I’ve been reading Edward Hirsch’s new book, The Heart of American Poetry. It’s very good, and I’m glad I decided to splurge for it, though I continue to think the industry’s continued use of “hardbacks” is wasteful, overly costly, but mainly, the hardback with paper cover is not as pleasant to hold and read as, say, the Penguin Classics, quality paperbacks not nearly as costly as the hardback with its really useless Victorian-like jacket cover. The size of the Hirsch book though is conducive to poetry lines, and the Library of America copy is a sound book production. Anyway, Hirsch makes a comment about Theodore Roethke, essentially that Rothke thought each line of a poem should stand alone, work as if a poem on its own; thus Roethke’s sparing use of enjambment.

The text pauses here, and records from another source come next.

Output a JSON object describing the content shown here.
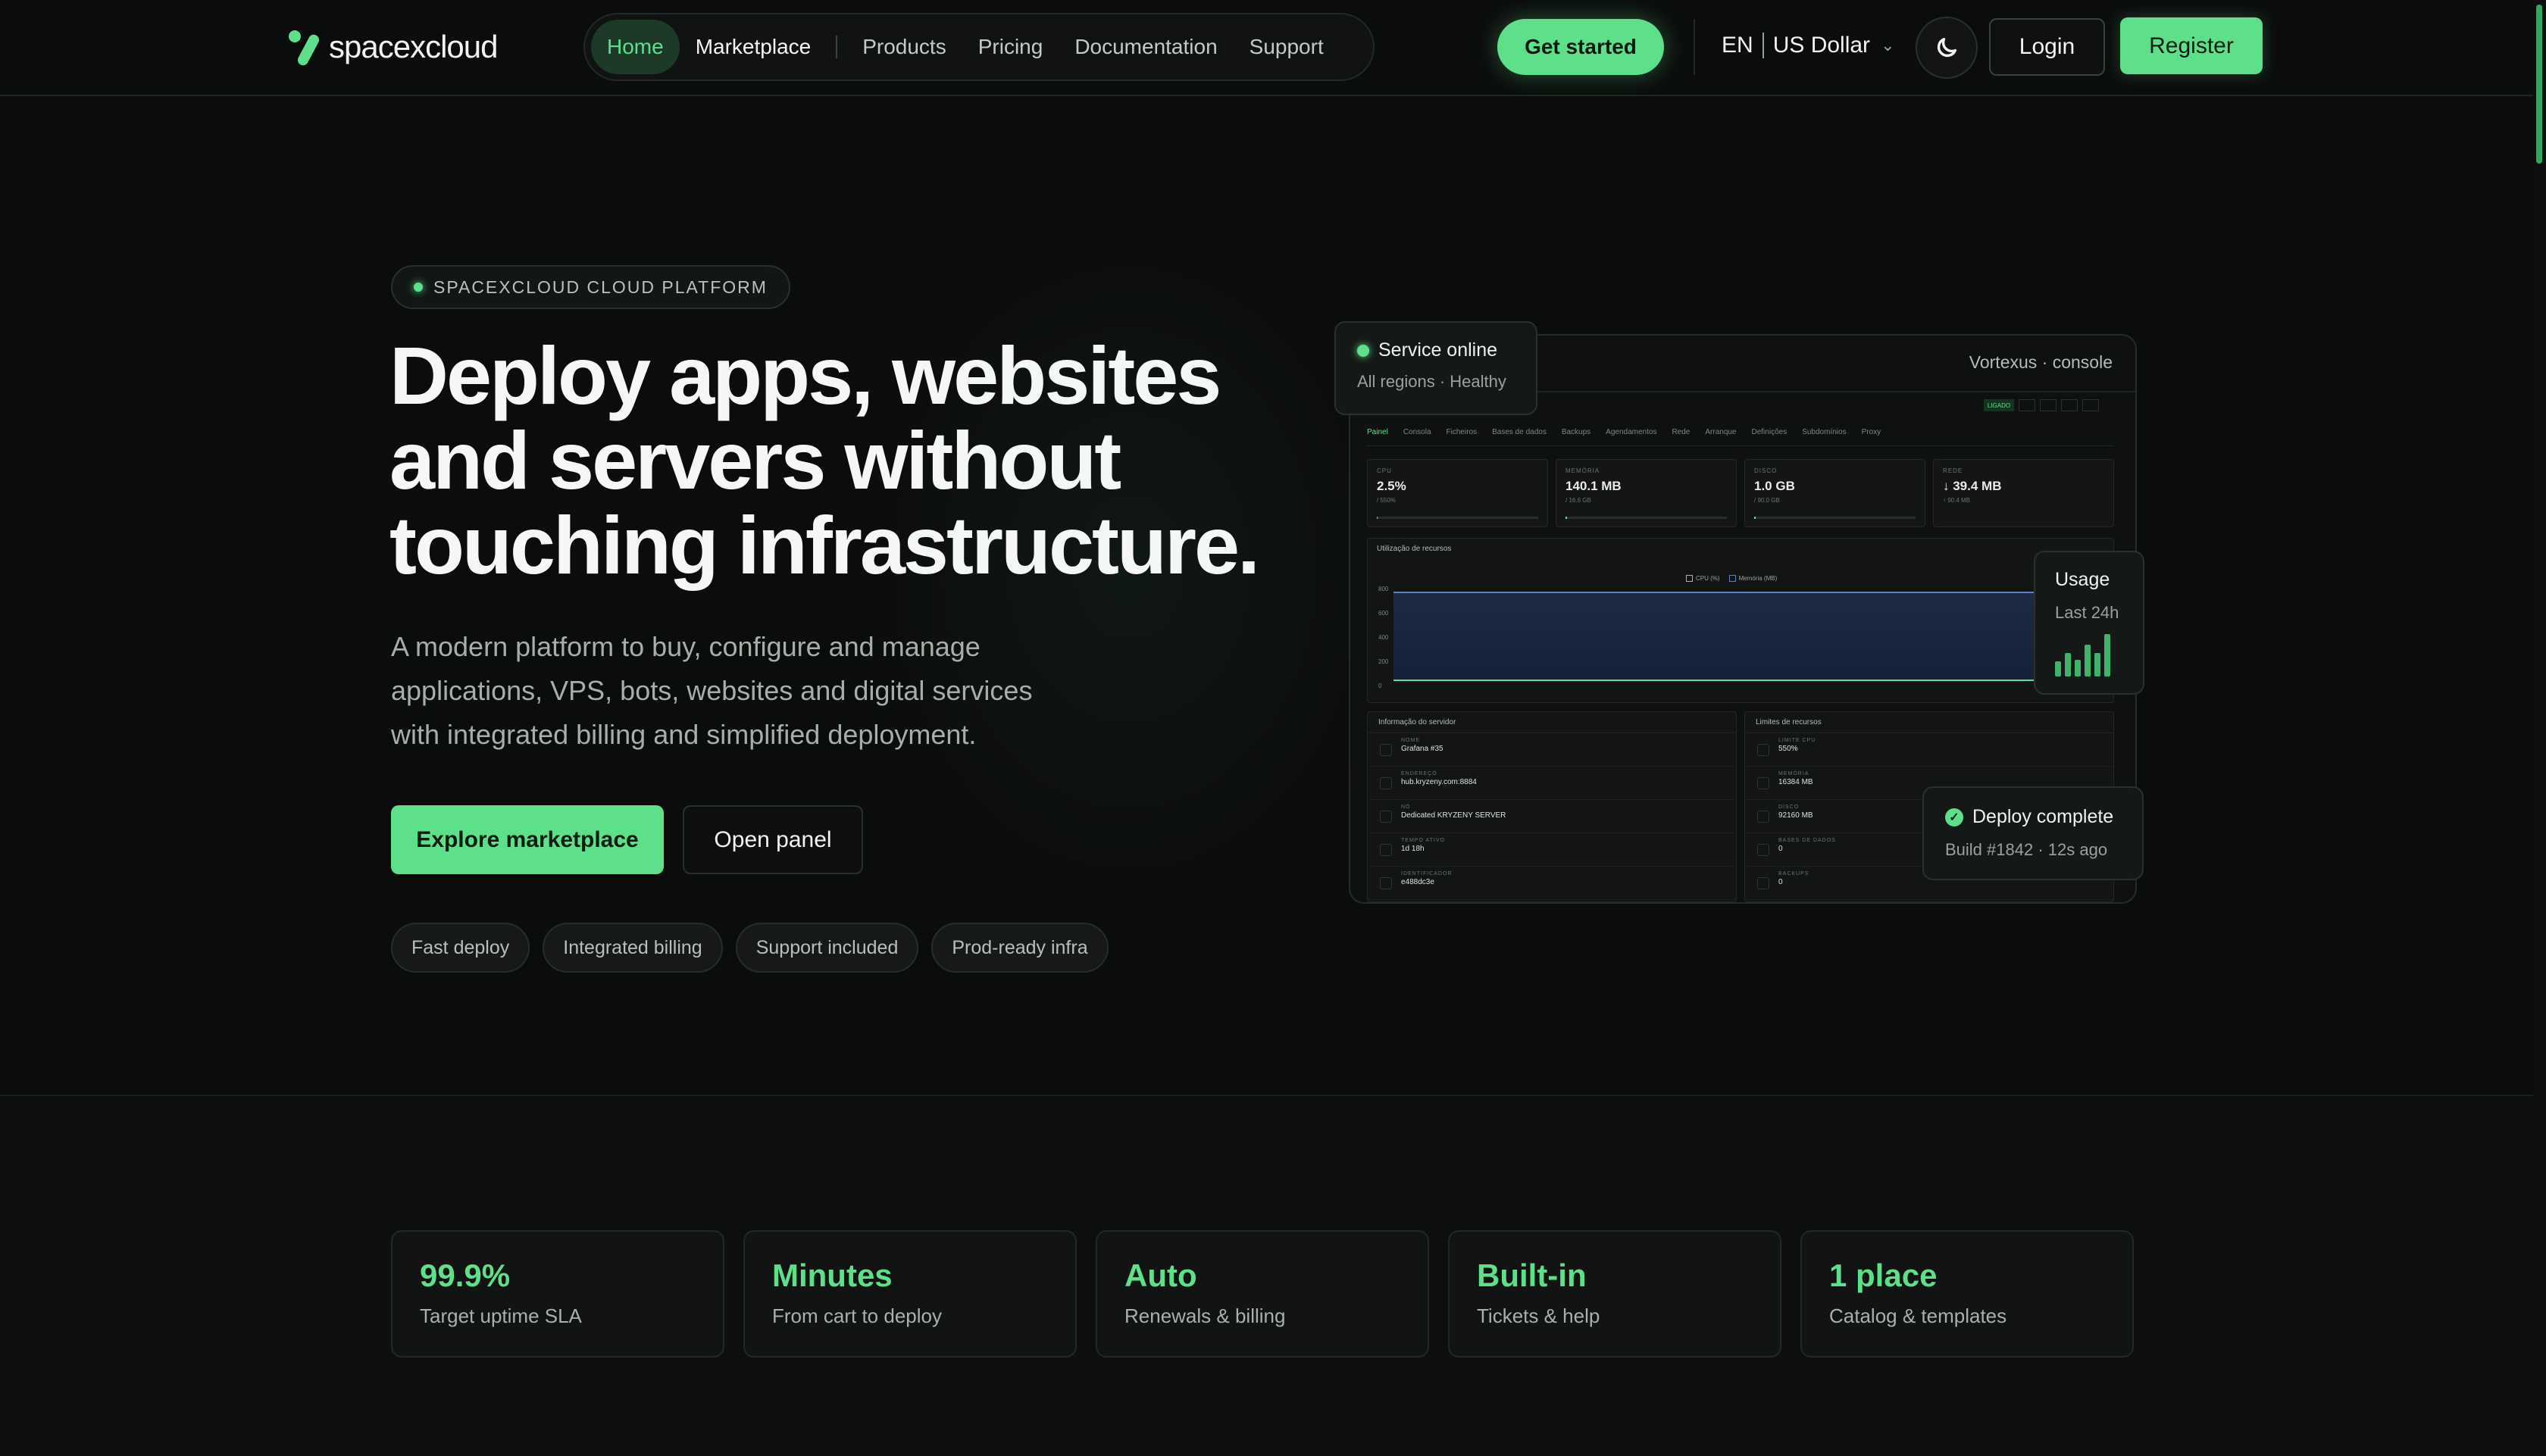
{
  "nav": {
    "logo_text": "spacexcloud",
    "links": [
      {
        "label": "Home",
        "active": true
      },
      {
        "label": "Marketplace"
      },
      {
        "label": "Products"
      },
      {
        "label": "Pricing"
      },
      {
        "label": "Documentation"
      },
      {
        "label": "Support"
      }
    ],
    "get_started": "Get started",
    "language": "EN",
    "currency": "US Dollar",
    "login": "Login",
    "register": "Register"
  },
  "hero": {
    "badge": "SPACEXCLOUD CLOUD PLATFORM",
    "headline": "Deploy apps, websites and servers without touching infrastructure.",
    "subtext": "A modern platform to buy, configure and manage applications, VPS, bots, websites and digital services with integrated billing and simplified deployment.",
    "cta_primary": "Explore marketplace",
    "cta_secondary": "Open panel",
    "tags": [
      "Fast deploy",
      "Integrated billing",
      "Support included",
      "Prod-ready infra"
    ]
  },
  "console": {
    "title": "Vortexus · console",
    "live": "LIGADO",
    "tabs": [
      "Painel",
      "Consola",
      "Ficheiros",
      "Bases de dados",
      "Backups",
      "Agendamentos",
      "Rede",
      "Arranque",
      "Definições",
      "Subdomínios",
      "Proxy"
    ],
    "stats": [
      {
        "label": "CPU",
        "value": "2.5%",
        "sub": "/ 550%",
        "fill": 0.005
      },
      {
        "label": "MEMÓRIA",
        "value": "140.1 MB",
        "sub": "/ 16.6 GB",
        "fill": 0.01
      },
      {
        "label": "DISCO",
        "value": "1.0 GB",
        "sub": "/ 90.0 GB",
        "fill": 0.011
      },
      {
        "label": "REDE",
        "value": "↓ 39.4 MB",
        "sub": "↑ 90.4 MB",
        "fill": 0
      }
    ],
    "chart": {
      "title": "Utilização de recursos",
      "legend": [
        "CPU (%)",
        "Memória (MB)"
      ],
      "yticks": [
        "800",
        "600",
        "400",
        "200",
        "0"
      ]
    },
    "server_info": {
      "title": "Informação do servidor",
      "rows": [
        {
          "k": "NOME",
          "v": "Grafana #35"
        },
        {
          "k": "ENDEREÇO",
          "v": "hub.kryzeny.com:8884"
        },
        {
          "k": "NÓ",
          "v": "Dedicated KRYZENY SERVER"
        },
        {
          "k": "TEMPO ATIVO",
          "v": "1d 18h"
        },
        {
          "k": "IDENTIFICADOR",
          "v": "e488dc3e"
        }
      ]
    },
    "limits": {
      "title": "Limites de recursos",
      "rows": [
        {
          "k": "LIMITE CPU",
          "v": "550%"
        },
        {
          "k": "MEMÓRIA",
          "v": "16384 MB"
        },
        {
          "k": "DISCO",
          "v": "92160 MB"
        },
        {
          "k": "BASES DE DADOS",
          "v": "0"
        },
        {
          "k": "BACKUPS",
          "v": "0"
        }
      ]
    }
  },
  "cards": {
    "online_title": "Service online",
    "online_sub": "All regions · Healthy",
    "usage_title": "Usage",
    "usage_sub": "Last 24h",
    "usage_bars": [
      0.35,
      0.55,
      0.4,
      0.75,
      0.55,
      1.0
    ],
    "deploy_title": "Deploy complete",
    "deploy_sub": "Build #1842 · 12s ago"
  },
  "stats": [
    {
      "big": "99.9%",
      "small": "Target uptime SLA"
    },
    {
      "big": "Minutes",
      "small": "From cart to deploy"
    },
    {
      "big": "Auto",
      "small": "Renewals & billing"
    },
    {
      "big": "Built-in",
      "small": "Tickets & help"
    },
    {
      "big": "1 place",
      "small": "Catalog & templates"
    }
  ],
  "colors": {
    "accent": "#5ee08a",
    "background": "#0b0c0c"
  }
}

As an exercise, I’ve reproduced the last post, a poem titled War On, to eliminate enjambments in favor of the possibility of stand alone lines (a few other changes too, one might discover):

War On (later)

Somewhere usually a war on near or far
I’m on watch in an audience of silence
in a theatre or church reminded darkly
sacrifice need not be so bloody violent
those preoccupied by their own war know
the maps the open fields the rivers and farms
i remember watching one of the wars on TV
donald rumsfeld mumbled something known
his Iraq he said the first war of the new century
and unknown from the announcer’s booth
a new statistic the fans could not deny
his hysterical perspective born in me
between WWII and Korea boom destined
in line for boot camp for the Vietnam Error
at 18 already sick of this phony war business
how quickly young boys on a beach bathing
become old men in dress greens that drab color
pollutes the wettest shades of nature’s grasses
leaves ferns of fields and waves of oceans.

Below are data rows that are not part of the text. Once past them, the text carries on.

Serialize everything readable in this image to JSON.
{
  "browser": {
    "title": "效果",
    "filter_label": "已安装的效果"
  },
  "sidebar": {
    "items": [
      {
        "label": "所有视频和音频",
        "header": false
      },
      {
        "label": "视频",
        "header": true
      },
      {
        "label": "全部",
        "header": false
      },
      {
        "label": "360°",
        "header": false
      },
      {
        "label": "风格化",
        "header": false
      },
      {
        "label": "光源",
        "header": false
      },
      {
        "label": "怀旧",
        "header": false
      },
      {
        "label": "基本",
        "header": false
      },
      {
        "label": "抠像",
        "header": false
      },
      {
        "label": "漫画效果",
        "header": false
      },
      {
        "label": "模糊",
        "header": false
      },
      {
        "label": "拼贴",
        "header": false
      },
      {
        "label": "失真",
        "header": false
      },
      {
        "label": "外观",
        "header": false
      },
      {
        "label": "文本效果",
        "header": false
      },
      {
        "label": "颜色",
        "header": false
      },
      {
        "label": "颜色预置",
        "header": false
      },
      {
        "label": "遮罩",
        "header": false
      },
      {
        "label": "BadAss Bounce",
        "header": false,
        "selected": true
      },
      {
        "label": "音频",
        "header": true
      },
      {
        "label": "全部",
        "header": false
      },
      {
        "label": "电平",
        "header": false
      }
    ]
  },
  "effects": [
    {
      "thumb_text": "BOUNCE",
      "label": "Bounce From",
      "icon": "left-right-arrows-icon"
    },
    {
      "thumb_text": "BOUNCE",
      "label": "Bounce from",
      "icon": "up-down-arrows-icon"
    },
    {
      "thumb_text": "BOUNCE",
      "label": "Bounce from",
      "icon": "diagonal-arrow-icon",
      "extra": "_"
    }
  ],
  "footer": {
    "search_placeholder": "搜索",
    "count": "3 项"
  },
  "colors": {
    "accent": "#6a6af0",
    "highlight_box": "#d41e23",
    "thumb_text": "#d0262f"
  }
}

The murderer attends Mass fills the pew
the fakery has achieved so much so little
frivolity yet the beauty of this war seems
no one remains who believes in war
the reasons for
not the hand
that signs the paper
not that hand
covered in oil and blood
does not cry like the hands of a working man
tears seeping over the banks of blue
rivers coursing through a field of skin.

War is the natural order of things human
authority comes down as heavy as a tank
made with human hands
made to crawl along tracks of its own
making through the green fields
somebody’s home tornado torn
the outdoor clothesline scatters
the chickens and dogs bark
the baby barely crawling sees
the tanks for what they are inhuman
monsters driven by human machines
men made to march made to doom
demented torches lighting one
step ahead sinking into the dulce
earth the metallico wheels slogging
over the homeland where the pitter
patter of the patria played on accordion
in the rain waiting for the flood of time
to wash a new century’s wars away.

War On

Somewhere usually a war on near or far but
most of the world watches war as audience
in a theatre or in a church reminded darkly
sacrifice need not be so bloody violent some
of course preoccupied by their own war know
the maps the open fields the rivers and farms
i remember watching one of the wars on TV
donald rumsfeld mumbled something about
Iraq being the first war of the new century
as if announcing a baseball game turned in
a new statistic i couldn’t deny his hysterical
perspective myself having been born quickly
between WWII and Korea boom destined to get
in line for boot camp for the Vietnam Error
at 18 already sick of this phony war business
how quickly young boys on a beach in bathing
suits become old men in dress greens that color
they use so pollutes the wettest shades of nature
of grasses and leaves of fields and ocean waves.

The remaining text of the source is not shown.